In December 2022, 2023 and 2024, The Company performed impairment analysis, and recognized RMB2,000, and impairment loss related to the investments without readily determinable fair value due to the lower-than-expected financial performance, and no other downward adjustment was related to the investments without readily determinable fair value.
Investments in Xinyu Hongling
In August 2021, Ronglian Yitong and other third party entities set up a limited partnership, Xinyu Hongling Investment Management Center (limited partnership) (“Xinyu Hongling”), which is mainly engaged in investment management and asset management, with a subscribed capital of RMB150 million. Xinyu Hongling’s fund is used to invest in Xicheng Zhiyuan Digital Power Selection (Beijing) Investment Center (Limited Partnership) (“Xicheng Zhiyuan”), with a target subscription amount of RMB751 million. The subscribed capital contribution of Ronglian Yitong is RMB20,000, accounting for 13.33% and 2.66% of the registered capital of Xinyu Hongling and Xicheng Zhiyuan. According to the investment agreement, Ronglian Yitong does not have the right to appoint any directors. The Group accounts for its investment in Xinyu Hongling as other equity investments since its investment is not in-substance common stock due to the liquidation preference feature, and does not have readily determinable fair value. The Group elected to measure other equity investments without a readily determinable fair value at cost adjusted for changes resulting from impairments, if any, and observable price changes in orderly transactions for the identical or similar securities of the same issuer.

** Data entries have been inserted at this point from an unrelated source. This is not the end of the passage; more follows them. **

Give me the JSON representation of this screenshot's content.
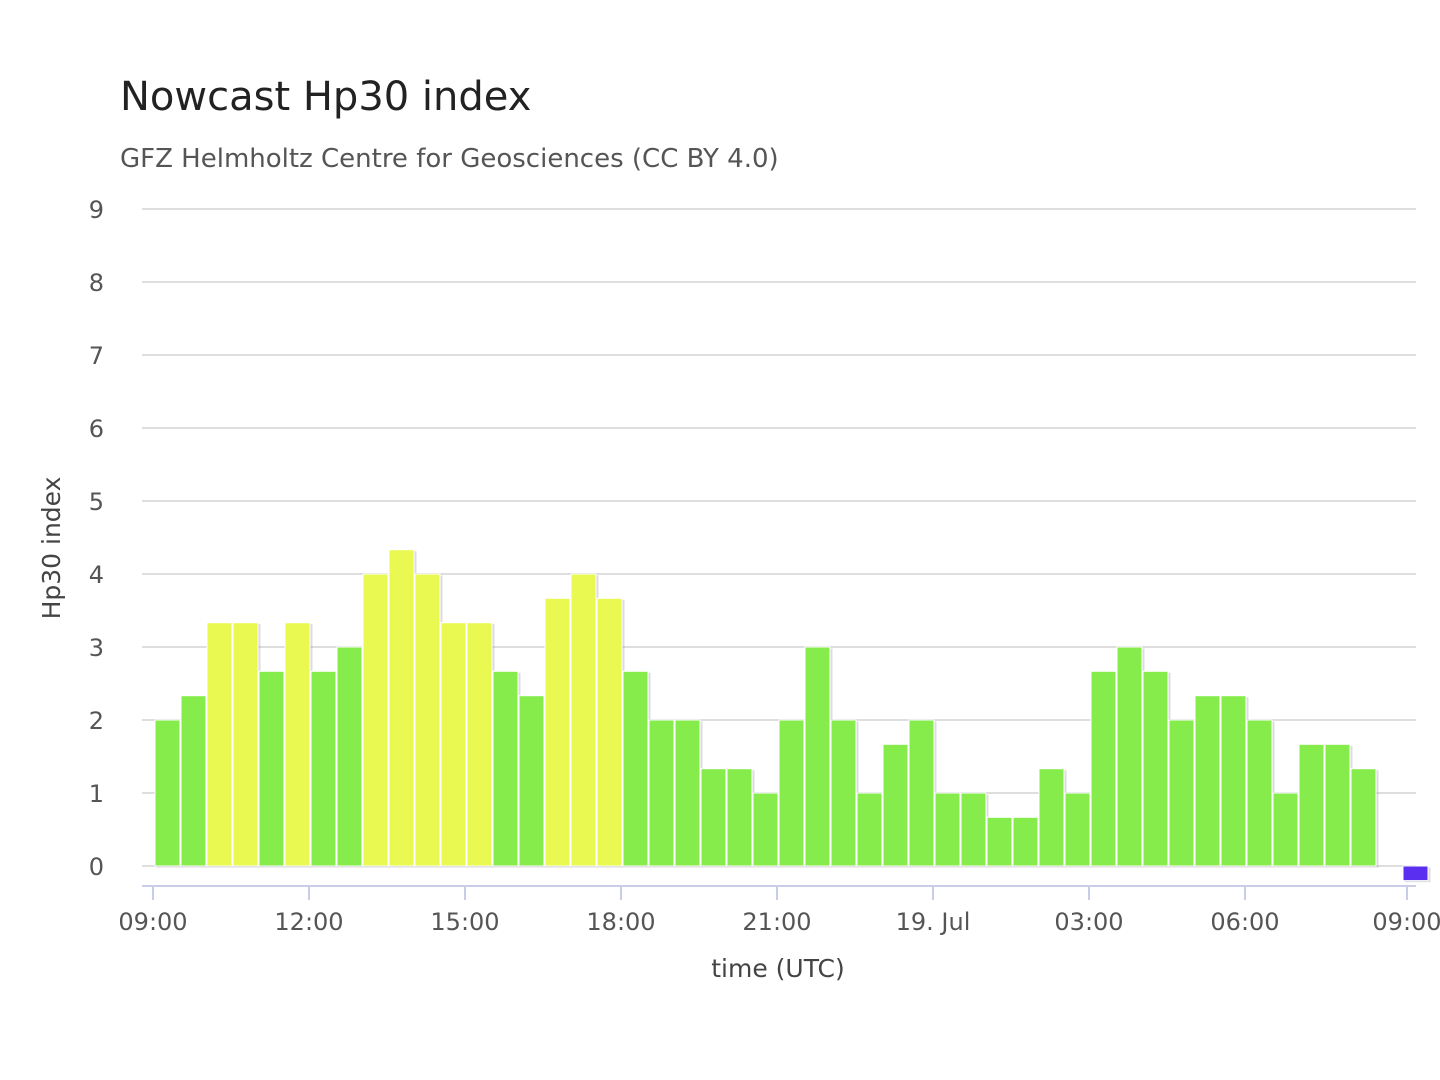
{
  "chart_data": {
    "type": "bar",
    "title": "Nowcast Hp30 index",
    "subtitle": "GFZ Helmholtz Centre for Geosciences (CC BY 4.0)",
    "xlabel": "time (UTC)",
    "ylabel": "Hp30 index",
    "ylim": [
      0,
      9
    ],
    "y_ticks": [
      "0",
      "1",
      "2",
      "3",
      "4",
      "5",
      "6",
      "7",
      "8",
      "9"
    ],
    "x_ticks": [
      "09:00",
      "12:00",
      "15:00",
      "18:00",
      "21:00",
      "19. Jul",
      "03:00",
      "06:00",
      "09:00"
    ],
    "grid": true,
    "categories": [
      "09:00",
      "09:30",
      "10:00",
      "10:30",
      "11:00",
      "11:30",
      "12:00",
      "12:30",
      "13:00",
      "13:30",
      "14:00",
      "14:30",
      "15:00",
      "15:30",
      "16:00",
      "16:30",
      "17:00",
      "17:30",
      "18:00",
      "18:30",
      "19:00",
      "19:30",
      "20:00",
      "20:30",
      "21:00",
      "21:30",
      "22:00",
      "22:30",
      "23:00",
      "23:30",
      "00:00",
      "00:30",
      "01:00",
      "01:30",
      "02:00",
      "02:30",
      "03:00",
      "03:30",
      "04:00",
      "04:30",
      "05:00",
      "05:30",
      "06:00",
      "06:30",
      "07:00",
      "07:30",
      "08:00",
      "08:30",
      "09:00"
    ],
    "values": [
      2.0,
      2.333,
      3.333,
      3.333,
      2.667,
      3.333,
      2.667,
      3.0,
      4.0,
      4.333,
      4.0,
      3.333,
      3.333,
      2.667,
      2.333,
      3.667,
      4.0,
      3.667,
      2.667,
      2.0,
      2.0,
      1.333,
      1.333,
      1.0,
      2.0,
      3.0,
      2.0,
      1.0,
      1.667,
      2.0,
      1.0,
      1.0,
      0.667,
      0.667,
      1.333,
      1.0,
      2.667,
      3.0,
      2.667,
      2.0,
      2.333,
      2.333,
      2.0,
      1.0,
      1.667,
      1.667,
      1.333,
      null,
      -0.2
    ],
    "bar_colors": [
      "#86ec4c",
      "#86ec4c",
      "#e9f952",
      "#e9f952",
      "#86ec4c",
      "#e9f952",
      "#86ec4c",
      "#86ec4c",
      "#e9f952",
      "#e9f952",
      "#e9f952",
      "#e9f952",
      "#e9f952",
      "#86ec4c",
      "#86ec4c",
      "#e9f952",
      "#e9f952",
      "#e9f952",
      "#86ec4c",
      "#86ec4c",
      "#86ec4c",
      "#86ec4c",
      "#86ec4c",
      "#86ec4c",
      "#86ec4c",
      "#86ec4c",
      "#86ec4c",
      "#86ec4c",
      "#86ec4c",
      "#86ec4c",
      "#86ec4c",
      "#86ec4c",
      "#86ec4c",
      "#86ec4c",
      "#86ec4c",
      "#86ec4c",
      "#86ec4c",
      "#86ec4c",
      "#86ec4c",
      "#86ec4c",
      "#86ec4c",
      "#86ec4c",
      "#86ec4c",
      "#86ec4c",
      "#86ec4c",
      "#86ec4c",
      "#86ec4c",
      "#86ec4c",
      "#5a2ff0"
    ],
    "colors": {
      "green": "#86ec4c",
      "yellow": "#e9f952",
      "nowcast_pending": "#5a2ff0",
      "grid": "#dedede",
      "axis": "#c9cde8"
    }
  }
}
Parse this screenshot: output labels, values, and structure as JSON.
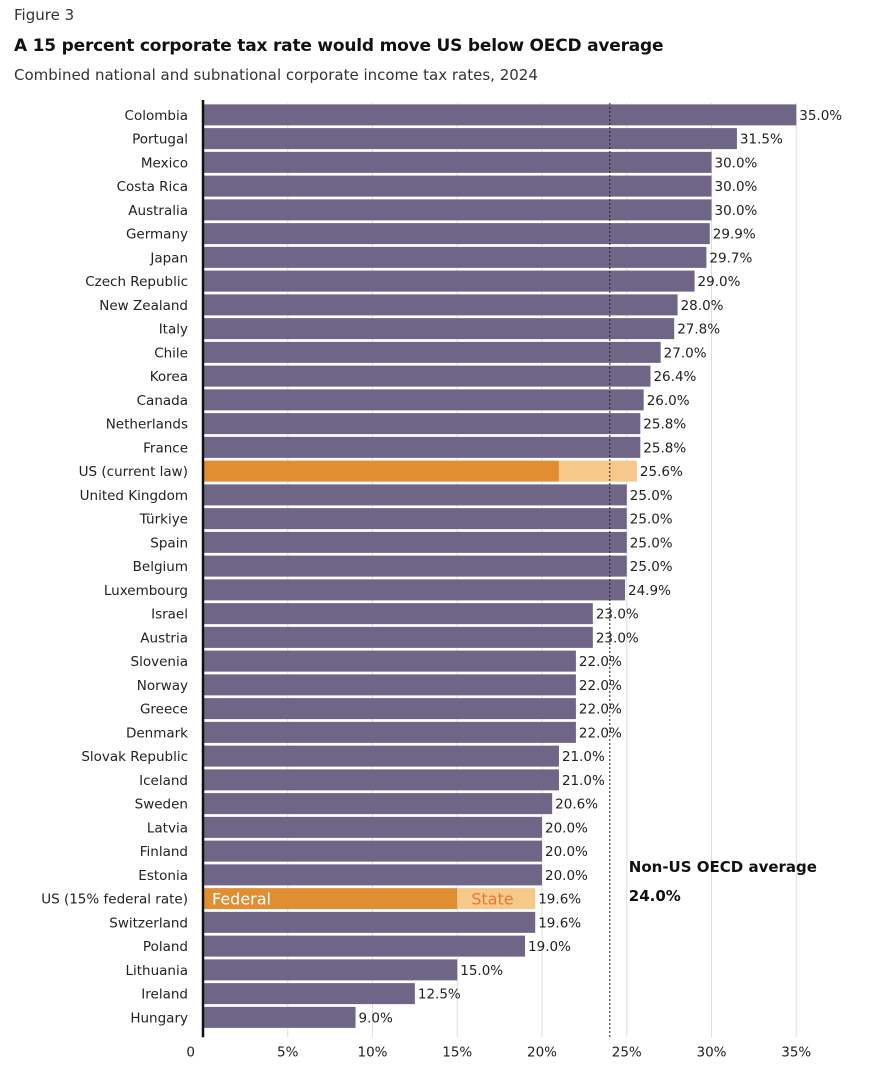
{
  "figure_label": "Figure 3",
  "title": "A 15 percent corporate tax rate would move US below OECD average",
  "subtitle": "Combined national and subnational corporate income tax rates, 2024",
  "colors": {
    "bar": "#6e6587",
    "us_federal": "#e08e32",
    "us_state": "#f6c98a",
    "grid": "#dddddd",
    "axis": "#111111",
    "state_text": "#e07a3a"
  },
  "chart_data": {
    "type": "bar",
    "orientation": "horizontal",
    "xlim": [
      0,
      36
    ],
    "grid": true,
    "x_ticks": [
      {
        "value": 0,
        "label": "0"
      },
      {
        "value": 5,
        "label": "5%"
      },
      {
        "value": 10,
        "label": "10%"
      },
      {
        "value": 15,
        "label": "15%"
      },
      {
        "value": 20,
        "label": "20%"
      },
      {
        "value": 25,
        "label": "25%"
      },
      {
        "value": 30,
        "label": "30%"
      },
      {
        "value": 35,
        "label": "35%"
      }
    ],
    "reference_line": {
      "value": 24.0,
      "label": "Non-US OECD average",
      "value_label": "24.0%"
    },
    "bars": [
      {
        "category": "Colombia",
        "value": 35.0,
        "label": "35.0%"
      },
      {
        "category": "Portugal",
        "value": 31.5,
        "label": "31.5%"
      },
      {
        "category": "Mexico",
        "value": 30.0,
        "label": "30.0%"
      },
      {
        "category": "Costa Rica",
        "value": 30.0,
        "label": "30.0%"
      },
      {
        "category": "Australia",
        "value": 30.0,
        "label": "30.0%"
      },
      {
        "category": "Germany",
        "value": 29.9,
        "label": "29.9%"
      },
      {
        "category": "Japan",
        "value": 29.7,
        "label": "29.7%"
      },
      {
        "category": "Czech Republic",
        "value": 29.0,
        "label": "29.0%"
      },
      {
        "category": "New Zealand",
        "value": 28.0,
        "label": "28.0%"
      },
      {
        "category": "Italy",
        "value": 27.8,
        "label": "27.8%"
      },
      {
        "category": "Chile",
        "value": 27.0,
        "label": "27.0%"
      },
      {
        "category": "Korea",
        "value": 26.4,
        "label": "26.4%"
      },
      {
        "category": "Canada",
        "value": 26.0,
        "label": "26.0%"
      },
      {
        "category": "Netherlands",
        "value": 25.8,
        "label": "25.8%"
      },
      {
        "category": "France",
        "value": 25.8,
        "label": "25.8%"
      },
      {
        "category": "US (current law)",
        "value": 25.6,
        "label": "25.6%",
        "federal": 21.0,
        "state": 4.6
      },
      {
        "category": "United Kingdom",
        "value": 25.0,
        "label": "25.0%"
      },
      {
        "category": "Türkiye",
        "value": 25.0,
        "label": "25.0%"
      },
      {
        "category": "Spain",
        "value": 25.0,
        "label": "25.0%"
      },
      {
        "category": "Belgium",
        "value": 25.0,
        "label": "25.0%"
      },
      {
        "category": "Luxembourg",
        "value": 24.9,
        "label": "24.9%"
      },
      {
        "category": "Israel",
        "value": 23.0,
        "label": "23.0%"
      },
      {
        "category": "Austria",
        "value": 23.0,
        "label": "23.0%"
      },
      {
        "category": "Slovenia",
        "value": 22.0,
        "label": "22.0%"
      },
      {
        "category": "Norway",
        "value": 22.0,
        "label": "22.0%"
      },
      {
        "category": "Greece",
        "value": 22.0,
        "label": "22.0%"
      },
      {
        "category": "Denmark",
        "value": 22.0,
        "label": "22.0%"
      },
      {
        "category": "Slovak Republic",
        "value": 21.0,
        "label": "21.0%"
      },
      {
        "category": "Iceland",
        "value": 21.0,
        "label": "21.0%"
      },
      {
        "category": "Sweden",
        "value": 20.6,
        "label": "20.6%"
      },
      {
        "category": "Latvia",
        "value": 20.0,
        "label": "20.0%"
      },
      {
        "category": "Finland",
        "value": 20.0,
        "label": "20.0%"
      },
      {
        "category": "Estonia",
        "value": 20.0,
        "label": "20.0%"
      },
      {
        "category": "US (15% federal rate)",
        "value": 19.6,
        "label": "19.6%",
        "federal": 15.0,
        "state": 4.6,
        "federal_label": "Federal",
        "state_label": "State"
      },
      {
        "category": "Switzerland",
        "value": 19.6,
        "label": "19.6%"
      },
      {
        "category": "Poland",
        "value": 19.0,
        "label": "19.0%"
      },
      {
        "category": "Lithuania",
        "value": 15.0,
        "label": "15.0%"
      },
      {
        "category": "Ireland",
        "value": 12.5,
        "label": "12.5%"
      },
      {
        "category": "Hungary",
        "value": 9.0,
        "label": "9.0%"
      }
    ]
  }
}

In December 2022, 2023 and 2024, the Company performed an impairment analysis, and recognized RMB5,400 and RMB3,500 and impairment loss related to the investments without readily determinable fair value due to the lower-than-expected financial performance, and no other downward adjustment was related to the investments without readily determinable fair value.
Investments in Shanghai Yuhuan
The Company performed impairment analysis for Shanghai Yuhuan Information System Co., Ltd. (“ShanghaiYuhuan”) in 2022, 2023 and 2024, and recognized impairment loss related to the investments without readily determinable fair value due to the lower-than-expected financial performance, and no other downward adjustment was related to the investments without readily determinable fair value. To estimate the fair value of investment in Shanghai Yuhuan, the Company used discounted cash flow model (“DCF Model”), which is based on the fair value of the entire invested capital of Shanghai Yuhuan using an income approach. The significant inputs for the valuation model include, but not limited to, future cash flows, discount rate, and the comparable selection set of companies operating in similar businesses.